Hauser & Wirth just opened three major exhibitions in their Downtown LA space: “White Noise,” the first LA solo exhibition of the Mexican-German artist Stefan Brüggemann; Nonmemory a show curated by Jay Ezra Nayssan in collaboration with the Mike Kelley Foundation for the Arts, and ‘Aggressive Dr1fter,’ filmmaker Harmony Korine’s debut solo exhibition for Hauser & Wirth.
Regarding all three of these exhibitions, if you were to just walk off the street and see the artworks, without benefit of reading the gallery’s press release or materials, you might not fully appreciate what you are seeing.
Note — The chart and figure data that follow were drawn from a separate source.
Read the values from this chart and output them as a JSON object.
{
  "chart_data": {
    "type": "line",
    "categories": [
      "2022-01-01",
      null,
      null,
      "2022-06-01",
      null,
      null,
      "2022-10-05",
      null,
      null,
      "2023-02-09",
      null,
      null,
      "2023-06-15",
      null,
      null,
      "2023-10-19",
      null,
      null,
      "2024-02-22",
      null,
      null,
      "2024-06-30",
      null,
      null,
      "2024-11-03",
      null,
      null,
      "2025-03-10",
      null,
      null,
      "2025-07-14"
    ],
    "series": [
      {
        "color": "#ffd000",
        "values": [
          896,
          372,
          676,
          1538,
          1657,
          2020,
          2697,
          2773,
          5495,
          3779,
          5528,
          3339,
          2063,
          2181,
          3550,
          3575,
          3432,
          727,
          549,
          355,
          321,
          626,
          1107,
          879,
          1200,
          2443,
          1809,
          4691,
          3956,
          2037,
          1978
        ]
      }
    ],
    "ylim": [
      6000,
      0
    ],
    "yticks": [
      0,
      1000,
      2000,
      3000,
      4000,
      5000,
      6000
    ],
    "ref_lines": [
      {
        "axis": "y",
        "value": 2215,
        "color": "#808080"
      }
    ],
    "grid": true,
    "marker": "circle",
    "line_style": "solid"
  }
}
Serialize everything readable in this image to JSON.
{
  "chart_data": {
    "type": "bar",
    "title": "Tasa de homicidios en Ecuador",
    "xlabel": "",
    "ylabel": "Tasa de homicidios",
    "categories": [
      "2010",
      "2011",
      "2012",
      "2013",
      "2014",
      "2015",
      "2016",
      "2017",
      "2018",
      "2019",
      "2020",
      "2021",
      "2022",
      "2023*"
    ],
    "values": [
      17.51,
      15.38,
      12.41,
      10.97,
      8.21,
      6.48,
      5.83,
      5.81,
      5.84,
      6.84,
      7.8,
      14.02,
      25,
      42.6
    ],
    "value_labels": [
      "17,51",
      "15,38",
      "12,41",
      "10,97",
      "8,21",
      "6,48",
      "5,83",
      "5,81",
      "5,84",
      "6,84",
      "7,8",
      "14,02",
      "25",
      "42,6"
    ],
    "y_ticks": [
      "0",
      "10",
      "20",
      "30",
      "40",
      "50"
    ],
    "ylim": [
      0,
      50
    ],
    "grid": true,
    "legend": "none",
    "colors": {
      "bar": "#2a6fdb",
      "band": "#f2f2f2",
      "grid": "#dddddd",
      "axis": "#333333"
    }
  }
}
Or put another way: Attending the press preview and hearing the artists and curators talk about the work really opened my eyes, and changed how I thought about the work.
Stefan Brüggemann is a prime example: His works presents as graffiti sprayed on graffiti without, at first glance, the words carrying any special meaning or meaning; and without the design of the graffiti appearing particularly artful.
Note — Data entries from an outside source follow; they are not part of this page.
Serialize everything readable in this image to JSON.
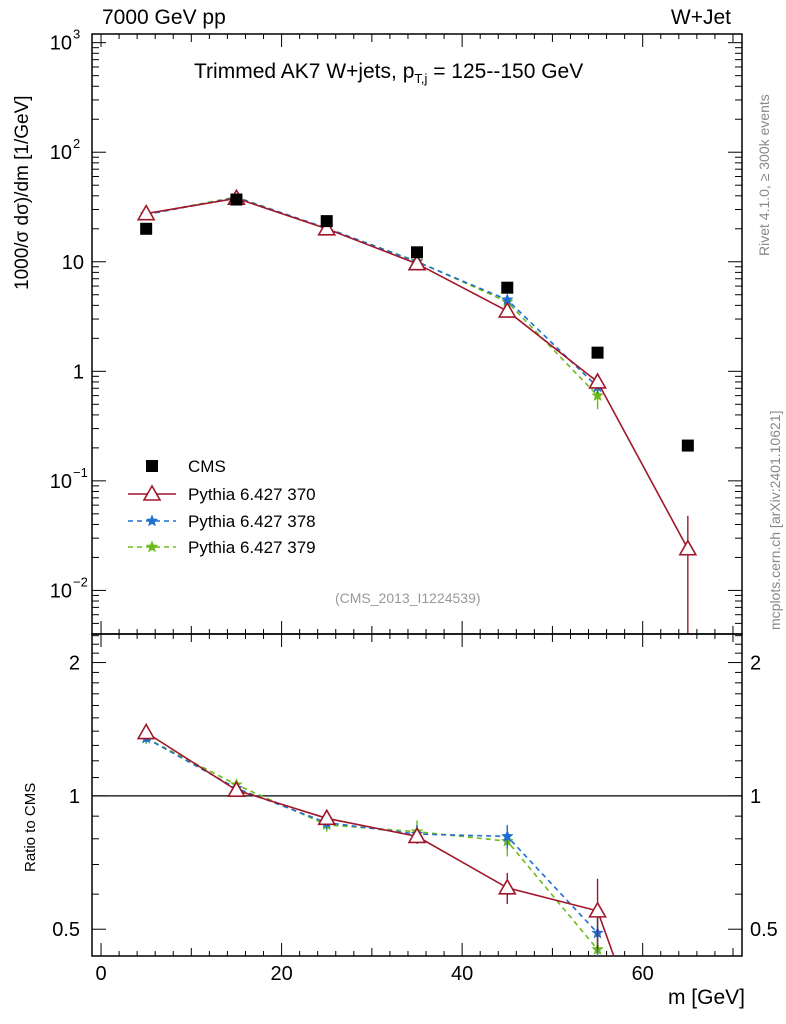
{
  "header": {
    "left": "7000 GeV pp",
    "right": "W+Jet"
  },
  "side": {
    "top": "Rivet 4.1.0, ≥ 300k events",
    "bottom": "mcplots.cern.ch [arXiv:2401.10621]"
  },
  "watermark": "(CMS_2013_I1224539)",
  "chart_data": [
    {
      "type": "scatter",
      "title_prefix": "Trimmed AK7 W+jets, p",
      "title_sub": "T,j",
      "title_suffix": " = 125--150 GeV",
      "ylabel": "1000/σ   dσ)/dm [1/GeV]",
      "yscale": "log",
      "ylim": [
        0.004,
        1200
      ],
      "xlim": [
        -1,
        71
      ],
      "yticks": [
        {
          "v": 0.01,
          "base": "10",
          "exp": "−2"
        },
        {
          "v": 0.1,
          "base": "10",
          "exp": "−1"
        },
        {
          "v": 1,
          "base": "1",
          "exp": ""
        },
        {
          "v": 10,
          "base": "10",
          "exp": ""
        },
        {
          "v": 100,
          "base": "10",
          "exp": "2"
        },
        {
          "v": 1000,
          "base": "10",
          "exp": "3"
        }
      ],
      "series": [
        {
          "name": "CMS",
          "color": "#000000",
          "marker": "square",
          "line": "none",
          "x": [
            5,
            15,
            25,
            35,
            45,
            55,
            65
          ],
          "y": [
            20,
            37,
            23.5,
            12.2,
            5.8,
            1.48,
            0.21
          ]
        },
        {
          "name": "Pythia 6.427 370",
          "color": "#a0172a",
          "marker": "triangle",
          "line": "solid",
          "x": [
            5,
            15,
            25,
            35,
            45,
            55,
            65
          ],
          "y": [
            27.5,
            38,
            20,
            9.6,
            3.55,
            0.8,
            0.024
          ],
          "err": [
            0.6,
            0.8,
            0.5,
            0.3,
            0.3,
            0.1,
            0.024
          ]
        },
        {
          "name": "Pythia 6.427 378",
          "color": "#1f6fd1",
          "marker": "star",
          "line": "dashed",
          "x": [
            5,
            15,
            25,
            35,
            45,
            55
          ],
          "y": [
            27,
            38.5,
            20.3,
            10,
            4.5,
            0.72
          ],
          "err": [
            0.6,
            0.8,
            0.5,
            0.3,
            0.3,
            0.1
          ]
        },
        {
          "name": "Pythia 6.427 379",
          "color": "#6dbb1a",
          "marker": "star",
          "line": "dashed",
          "x": [
            5,
            15,
            25,
            35,
            45,
            55
          ],
          "y": [
            27.2,
            39,
            20.1,
            10.1,
            4.3,
            0.6
          ],
          "err": [
            0.6,
            0.8,
            0.5,
            0.3,
            0.3,
            0.15
          ]
        }
      ]
    },
    {
      "type": "line",
      "ylabel": "Ratio to CMS",
      "xlabel": "m [GeV]",
      "yscale": "log",
      "ylim": [
        0.435,
        2.32
      ],
      "xlim": [
        -1,
        71
      ],
      "yticks": [
        0.5,
        1,
        2
      ],
      "xticks": [
        0,
        20,
        40,
        60
      ],
      "reference": 1,
      "series": [
        {
          "name": "Pythia 6.427 370",
          "color": "#a0172a",
          "marker": "triangle",
          "line": "solid",
          "x": [
            5,
            15,
            25,
            35,
            45,
            55,
            56.8
          ],
          "y": [
            1.39,
            1.03,
            0.89,
            0.81,
            0.62,
            0.55,
            0.435
          ],
          "err": [
            0.03,
            0.03,
            0.03,
            0.03,
            0.05,
            0.1,
            0
          ]
        },
        {
          "name": "Pythia 6.427 378",
          "color": "#1f6fd1",
          "marker": "star",
          "line": "dashed",
          "x": [
            5,
            15,
            25,
            35,
            45,
            55
          ],
          "y": [
            1.35,
            1.04,
            0.87,
            0.82,
            0.81,
            0.49
          ],
          "err": [
            0.03,
            0.03,
            0.03,
            0.04,
            0.05,
            0.08
          ]
        },
        {
          "name": "Pythia 6.427 379",
          "color": "#6dbb1a",
          "marker": "star",
          "line": "dashed",
          "x": [
            5,
            15,
            25,
            35,
            45,
            55
          ],
          "y": [
            1.35,
            1.06,
            0.86,
            0.83,
            0.79,
            0.45
          ],
          "err": [
            0.04,
            0.03,
            0.03,
            0.05,
            0.06,
            0.08
          ]
        }
      ]
    }
  ]
}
What you might think upon first seeing Brüggemann’s work is: This is nothing new. I’ve seen graffiti art before and I liked the other work better. However, as I learned from Brüggemann at the press preview and in a conversation following the show, he is, above all, a conceptual artist. His work attempts to replace figuration with text, and to have that text be as gestural as painting. He creates abstract works of words. And once you know that how you look at the work changes completely.
The exhibition is called White Noise, which one might take as a literary reference to Don DeLillo’s novel of the same name, and it is but it is also a reference to the whole concept of ‘white noise” which are sounds meant to block out other distractions – and thus, also applies to Brüggemann’s work which also attempts to block out traditional distractions of Art and painting. As Brüggemann explained at the press preview his work sits at “the border between messaging and abstraction.”
In this way, Brüggemann can be compared to Jenny Holzer. Like Holzer, Brüggemann is often not the author of the words in his work. He has experimented with AI generation of text, and he has created series of paintings based on the last lines of movies, and/or from newspaper headlines. However, unlike Holzer, Brüggemann is decidedly not political. Which does not mean that his work is not provocative. It is.
One of the first works one sees in the exhibition, made in August specially for the exhibition is: Headlines and Last Lines in Movies (Writer’s Strike), against a silver leafed canvases are phrases taken from headlines about the Writer’s Strike overlaying and overlayed by last lines from famous and beloved movies. Brüggemann is investigating, he explained, “the fiction of film and the fiction of media and how this all creates abstractions.”
This work is surrounded by paintings from his 2021 series, ERODED PAINTING which incorporates headlines about climate change spray painted on mounted marble panels.
In the next room, there is a grid hanging from the ceiling with red, white, and blue neon that says “TRUTH” on one side, and “LIE” on the other but is programmed to become increasingly difficult to read – much as it has become increasingly difficult to separate truth form lies, or a world in which lies are regularly presented as truth. There is audio in this room of Jonathan Debin reading a text by Mexican writer Jesus Silva-Herzog Marquez that only increases the confusion. Around the room on its walls are paintings from Brüggemann’s series The Final Mess, which were created, a painting a day, in the eight days leading up to the inauguration of President Biden.
Then, one passes into the final room, that seemed to be the largest. Against a read wall are ten paintings painted in 2022. Brüggemann has made digital images of details from his 2018 series HI SPEED CONTRAST, and printed them in such a way that the pixelation of images almost looks like a surface made of fabric, on top of which there are layers of gold text and spray pain. His intention, Brüggemann explained, is to “challenge the idea of contemporary surface.”
These works also make one think of Jenny Holzer but the conceptual nature of Brüggemann’s work is messy, not neat – and as such invites more questions about Art, painting, photography, and even Brüggemann’s work than it provides answers – which is what he is going for. As Brüggemann famously wrote 20 years ago, in a phrase that repeats in his new work, “To be political, it has to look nice.”
When you play a White Noise machine what happens is that at first you hear its sound, and then slowly you don’t hear it or anything else – and with Brüggemann’s work what you see at first is the distraction, and then slowly, with understanding, what see is the Art.